Vous êtes pour une immigration choisie ou pour une immigration... subie.
• En dix années de vie parlementaire, j’ai toujours voté les projets de loi. Pour celui qui concerne l’immigration choisie ou subie, je n’ai pas voté car je le trouve choquant. Il donne une image fausse de la France et il est en opposition avec les valeurs que défend et véhicule la République. De plus, aller faire nos courses dans les pays sous-développés ou en voie de développement en les dépouillant de leurs « cerveaux » est un acte irresponsable. Le phénomène migratoire ne peut être réglé par le législateur. Pour moi, c’est vouloir édifier une muraille de Chine en cocotte en papier. Ma conviction est qu’il faut apporter sa contribution pour lutter contre la pauvreté qui est la cause principale de la migration.

"Selon Pierre Bédier, « dire qu’on peut régler le problème migratoire par voie législative, c’est vouloir édifier une muraille de Chine de cocotte en papier.
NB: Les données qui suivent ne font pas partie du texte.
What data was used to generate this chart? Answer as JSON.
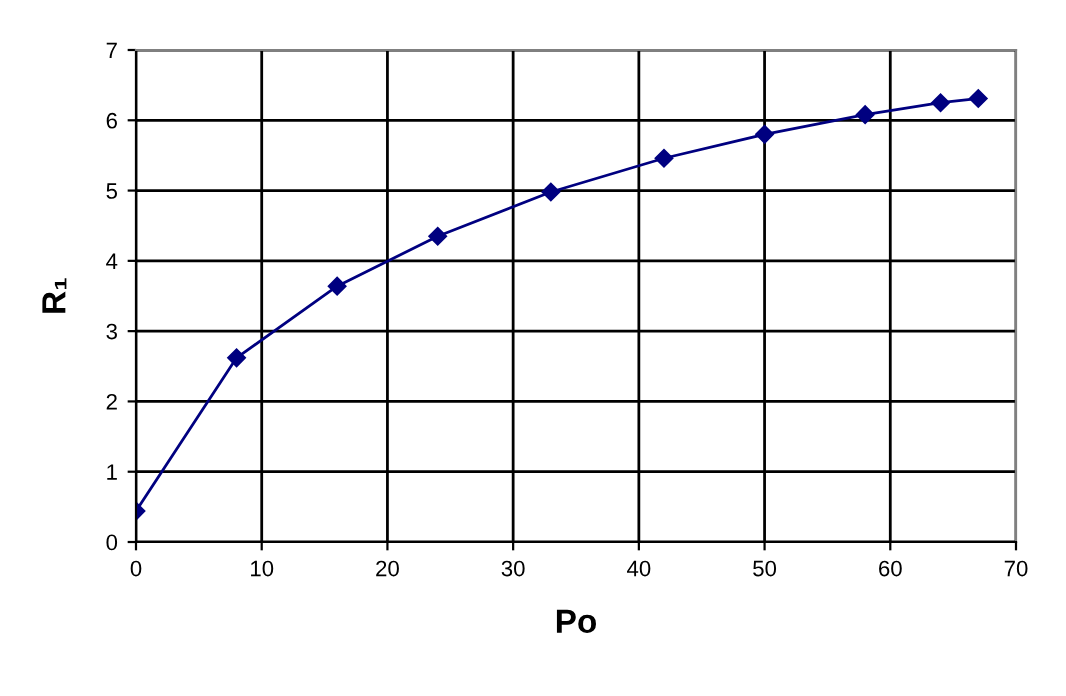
{
  "chart_data": {
    "type": "line",
    "xlabel": "Po",
    "ylabel": "R₁",
    "x": [
      0,
      8,
      16,
      24,
      33,
      42,
      50,
      58,
      64,
      67
    ],
    "series": [
      {
        "color": "#000080",
        "values": [
          0.44,
          2.62,
          3.64,
          4.35,
          4.98,
          5.46,
          5.8,
          6.08,
          6.25,
          6.31
        ]
      }
    ],
    "xlim": [
      0,
      70
    ],
    "ylim": [
      0,
      7
    ],
    "xticks": [
      0,
      10,
      20,
      30,
      40,
      50,
      60,
      70
    ],
    "yticks": [
      0,
      1,
      2,
      3,
      4,
      5,
      6,
      7
    ],
    "grid": true,
    "marker": "diamond",
    "line_style": "solid",
    "legend": false
  }
}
Ma conviction est qu’il faut apporter sa contribution pour faire reculer la misère ». Pierre Bédier a été élu député de la circonscription de Mantes-La-Jolie en 1993 et réélu en 2002. Ancien secrétaire d’Etat au ministère de la Justice (2002-2004), il fut maire de Mantes de 1995 à 2001. Depuis 2001, il est président du Conseil général des Yvelines"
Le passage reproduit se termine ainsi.